Sayın Mustafa Bozbey ve ekibinin bu gerçeği net bir hedef olarak benimseyerek tüm çalışmalarını bu doğrultuda sürdürmeleri şarttır. İl başkanı ve mevcut ilçe başkanlarının da, partinin geleceği adına ilçe belediye başkanlarına desteklerini daha somut ve sahici biçimde artırmaları kaçınılmazdır. Bursa şu an siyaseten dağınık ve belirsiz bir görüntü sergiliyor. Bu algıdan hızla uzaklaşmak ve güçlü, bütünlüklü bir duruş sergilemek partinin geleceği adına hayati önem taşımaktadır.

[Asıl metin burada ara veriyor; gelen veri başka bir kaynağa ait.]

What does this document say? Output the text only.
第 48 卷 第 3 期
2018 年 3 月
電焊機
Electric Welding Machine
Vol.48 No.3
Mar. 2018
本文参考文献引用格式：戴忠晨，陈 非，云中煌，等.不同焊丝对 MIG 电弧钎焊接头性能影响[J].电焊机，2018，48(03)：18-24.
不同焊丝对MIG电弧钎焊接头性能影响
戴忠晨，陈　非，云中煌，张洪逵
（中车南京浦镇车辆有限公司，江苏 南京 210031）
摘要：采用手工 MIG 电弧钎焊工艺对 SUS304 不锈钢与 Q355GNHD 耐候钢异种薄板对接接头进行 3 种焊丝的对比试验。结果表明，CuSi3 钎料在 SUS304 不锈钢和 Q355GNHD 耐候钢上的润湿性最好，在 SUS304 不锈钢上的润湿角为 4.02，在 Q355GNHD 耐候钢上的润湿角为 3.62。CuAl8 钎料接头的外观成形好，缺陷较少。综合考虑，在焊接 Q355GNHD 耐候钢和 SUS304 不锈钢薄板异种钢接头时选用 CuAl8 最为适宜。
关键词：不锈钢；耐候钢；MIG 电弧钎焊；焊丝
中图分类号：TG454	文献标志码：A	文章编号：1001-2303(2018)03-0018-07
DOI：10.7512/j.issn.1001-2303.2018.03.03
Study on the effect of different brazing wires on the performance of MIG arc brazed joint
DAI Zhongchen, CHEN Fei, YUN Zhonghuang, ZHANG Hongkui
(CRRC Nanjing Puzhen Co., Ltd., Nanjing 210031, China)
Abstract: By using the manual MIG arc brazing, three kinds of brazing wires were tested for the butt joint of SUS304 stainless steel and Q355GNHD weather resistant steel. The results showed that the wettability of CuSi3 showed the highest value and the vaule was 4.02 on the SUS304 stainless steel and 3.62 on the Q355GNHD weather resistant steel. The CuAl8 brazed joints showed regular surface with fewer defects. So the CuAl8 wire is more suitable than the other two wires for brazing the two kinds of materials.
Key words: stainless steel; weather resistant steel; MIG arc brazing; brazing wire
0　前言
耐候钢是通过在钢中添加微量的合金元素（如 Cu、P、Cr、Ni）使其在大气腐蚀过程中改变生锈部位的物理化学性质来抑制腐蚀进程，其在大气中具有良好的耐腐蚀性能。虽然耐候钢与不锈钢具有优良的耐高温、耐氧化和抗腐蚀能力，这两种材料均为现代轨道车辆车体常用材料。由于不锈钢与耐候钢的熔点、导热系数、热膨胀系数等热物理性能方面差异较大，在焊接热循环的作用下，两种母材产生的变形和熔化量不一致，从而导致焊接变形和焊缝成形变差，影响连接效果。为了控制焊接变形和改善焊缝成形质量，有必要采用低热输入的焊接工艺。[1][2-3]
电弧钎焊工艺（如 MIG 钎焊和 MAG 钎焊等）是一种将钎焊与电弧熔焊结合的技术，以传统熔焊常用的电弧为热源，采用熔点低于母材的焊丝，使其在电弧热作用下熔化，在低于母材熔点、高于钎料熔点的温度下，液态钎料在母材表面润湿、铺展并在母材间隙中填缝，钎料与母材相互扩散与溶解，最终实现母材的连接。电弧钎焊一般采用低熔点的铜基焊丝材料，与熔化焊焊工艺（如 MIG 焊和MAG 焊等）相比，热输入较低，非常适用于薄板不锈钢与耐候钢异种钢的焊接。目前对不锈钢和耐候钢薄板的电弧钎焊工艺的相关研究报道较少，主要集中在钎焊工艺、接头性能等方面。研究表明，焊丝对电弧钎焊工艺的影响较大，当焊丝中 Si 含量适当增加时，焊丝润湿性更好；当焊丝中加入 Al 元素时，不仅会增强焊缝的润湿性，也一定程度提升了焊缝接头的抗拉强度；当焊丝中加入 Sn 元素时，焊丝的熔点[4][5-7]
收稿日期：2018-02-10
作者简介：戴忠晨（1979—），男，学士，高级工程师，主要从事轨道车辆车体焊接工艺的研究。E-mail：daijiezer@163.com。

Siyaset kurumu, bugünün sorunlarını çözerken her zaman geleceğe yönelik bir sonraki hamleyi de düşünmelidir. Belediyelerde, örgütün iç sorunlarını çözecek, diyalog kurabilecek ve sorunları yerinde hızlıca çözüme kavuşturacak kadrolar bulundurulması, ilçe belediye başkanlarını ve büyükşehir belediye başkanını büyük ölçüde rahatlatacaktır. Çözüm odaklı siyaset anlayışı benimsenirse, siyasi krizlerin ve çekişmelerin önü kesilir. Böylece Bursa halkına gerçek anlamda hizmet sunulabilir.
Elbette ekonomik sorunlar ve parasal sıkıntılar belediye başkanlarının elini kolunu bağlayabilir. Ancak Bursa halkına sorunları yansıtmadan çözüm üretmek ve proje odaklı çalışmak en doğru yaklaşımdır. Unutulmamalıdır ki, siyaset ve belediyeler asla şikayet makamları değildir. Şikayet eden değil çözüm üreten kadrolar Bursa'nın geleceğini inşa edecektir. Bugün geride bıraktığımız zamanın siyasi karnesi, maalesef iç açıcı bir tablo sunmamaktadır. Muhalefetin hırçın ve saldırgan üslubuna aynı şekilde cevap vermek asla siyasi prim sağlamayacaktır.
Bursa'nın geleceği için sakin kalarak şehrin kronikleşmiş, trafik, çevre, imar ve ekonomik büyüme gibi ciddi sorunlarına odaklanmak tek çıkış yoludur. Bu görev, büyükşehir belediye başkanının ve ilçe başkanlarının birinci derecede sorumluluğudur. Öfke siyasetine aynı öfkeyle karşılık vermek, Bursa siyasetini ancak kaosa sürükler.
Hindistan lideri Mahatma Gandhi’nin çok anlamlı bir sözü vardır:
"Eğer bir insan gerçek anlamda uykusunda uyuyorsa onu uyandırmak mümkündür, ancak uyumuyorsa ve uyku taklidi yapıyorsa kimse onu uyandıramaz."
Umuyorum ve temenni ediyorum ki, başarı odaklı ve samimi bir anlayışla Bursa’nın geleceği için herkes gerçek anlamda uyanık olsun. Bursa’nın siyasi kaderini değiştirmek, geleceği şekillendirmek sizlerin elindedir.
Son söz olarak…
İnşallah uyku taklidi yapmıyorsunuzdur, Bursa için uyanık kalın. Sağlıcakla kalın, sevgiler.